Les résultats obtenus in vivo soutiennent aussi l’hypothèse que l’activité de la PC est plus importante dans la régulation de la sécrétion d’insuline en réponse au glucose que celle de la PDH. Chez le modèle des rats Zucker Fatty, les cellules β pancréatiques compensent pour la résistance à l’insuline des tissus périphériques en amplifiant la sécrétion d’insuline en réponse au glucose. Cette élévation de la sécrétion d’insuline corrèle avec une augmentation de l’activité de la PC, alors que celle de la PDH est diminuée de 30% (Liu et

al. 2002). Fait intéressant, l’inhibition de l’activité de la PC par l’acide phénylacétique dans

les îlots de ces rats Zucker Fatty conduit à une diminution de la sécrétion d’insuline en réponse au glucose (Liu et al. 2002). De plus, la diminution de la sécrétion d’insuline observée dans deux modèles de rats diabétiques de type 2, les Zucker Diabetic Fatty et les Goto Kakizaki, corrèle avec une réduction de l’activité de la PC dans les îlots pancréatiques (MacDonald et al. 1996a; MacDonald et al. 1996b). Il est cependant à noter que l’activité de la PDH est aussi diminuée dans les rats diabétiques Goto Kakizaki (Zhou et al. 1995). Une diminution de l’activité de la PC a aussi été observée chez des patients diabétiques de type 2 (MacDonald et al. 2009). L’ensemble des études confirme que la PC joue un rôle déterminant dans la régulation de la sécrétion d’insuline en réponse au glucose. De plus, les

résultats obtenus dans les modèles in vivo de rats suggèrent que l’anaplérose, à travers la PC, est un des mécanismes impliqués dans la compensation de la sécrétion d’insuline pour la résistance à l’action de l’insuline dans les tissus périphériques. Ce mécanisme pourrait être altéré chez les diabétiques.

Finalement, le groupe du Dr Cline a utilisé la technologie de la résonance magnétique nucléaire afin de déterminer l’importance de la PDH et de la PC dans la sécrétion d’insuline.
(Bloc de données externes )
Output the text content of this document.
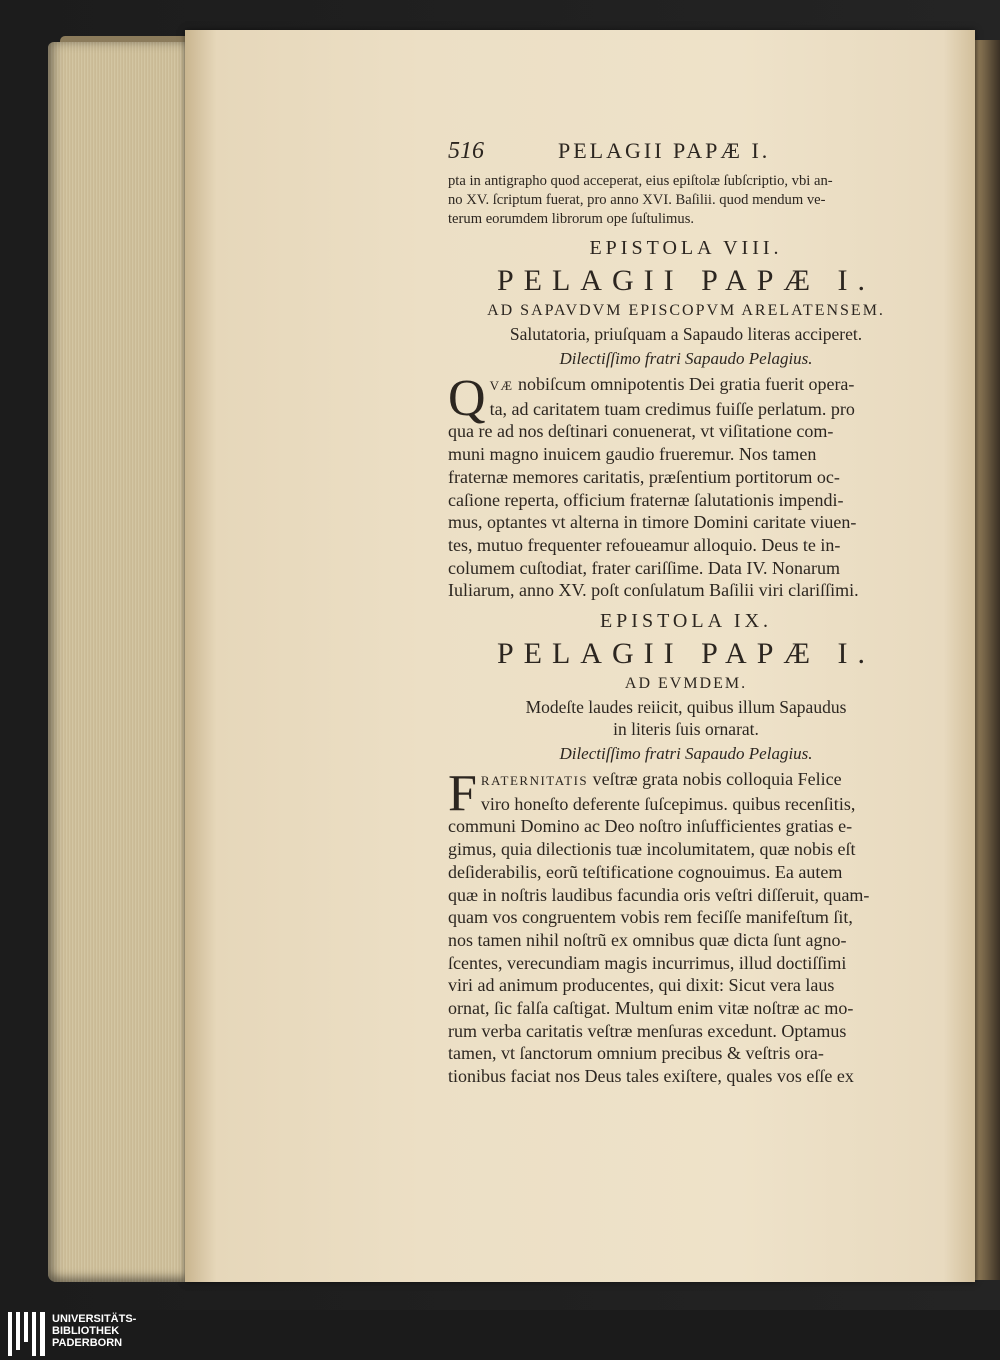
516	PELAGII PAPÆ I.

pta in antigrapho quod acceperat, eius epiſtolæ ſubſcriptio, vbi an-

no XV. ſcriptum fuerat, pro anno XVI. Baſilii. quod mendum ve-

terum eorumdem librorum ope ſuſtulimus.

EPISTOLA VIII.
PELAGII PAPÆ I.
AD SAPAVDVM EPISCOPVM ARELATENSEM.
Salutatoria, priuſquam a Sapaudo literas acciperet.
Dilectiſſimo fratri Sapaudo Pelagius.
Q VÆ nobiſcum omnipotentis Dei gratia fuerit opera-

ta, ad caritatem tuam credimus fuiſſe perlatum. pro

qua re ad nos deſtinari conuenerat, vt viſitatione com-

muni magno inuicem gaudio frueremur. Nos tamen

fraternæ memores caritatis, præſentium portitorum oc-

caſione reperta, officium fraternæ ſalutationis impendi-

mus, optantes vt alterna in timore Domini caritate viuen-

tes, mutuo frequenter refoueamur alloquio. Deus te in-

columem cuſtodiat, frater cariſſime. Data IV. Nonarum

Iuliarum, anno XV. poſt conſulatum Baſilii viri clariſſimi.

EPISTOLA IX.
PELAGII PAPÆ I.
AD EVMDEM.
Modeſte laudes reiicit, quibus illum Sapaudus
in literis ſuis ornarat.
Dilectiſſimo fratri Sapaudo Pelagius.
F RATERNITATIS veſtræ grata nobis colloquia Felice

viro honeſto deferente ſuſcepimus. quibus recenſitis,

communi Domino ac Deo noſtro inſufficientes gratias e-

gimus, quia dilectionis tuæ incolumitatem, quæ nobis eſt

deſiderabilis, eorũ teſtificatione cognouimus. Ea autem

quæ in noſtris laudibus facundia oris veſtri diſſeruit, quam-

quam vos congruentem vobis rem feciſſe manifeſtum ſit,

nos tamen nihil noſtrũ ex omnibus quæ dicta ſunt agno-

ſcentes, verecundiam magis incurrimus, illud doctiſſimi

viri ad animum producentes, qui dixit: Sicut vera laus

ornat, ſic falſa caſtigat. Multum enim vitæ noſtræ ac mo-

rum verba caritatis veſtræ menſuras excedunt. Optamus

tamen, vt ſanctorum omnium precibus & veſtris ora-

tionibus faciat nos Deus tales exiſtere, quales vos eſſe ex

UNIVERSITÄTS-
BIBLIOTHEK
PADERBORN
L’incubation des cellules β INS 832/13 à différentes concentrations de glucose marqué au carbone 13 a permis d’établir une corrélation significative entre le flux métabolique à travers la PC et la sécrétion d’insuline. Cependant, la corrélation est encore plus élevée lorsque les flux métaboliques à travers la PC et la PDH sont combinés, ce qui suggère que la sécrétion d’insuline est augmentée lorsque l’oxydation du glucose est couplée à l’anaplérose (Cline et al. 2004).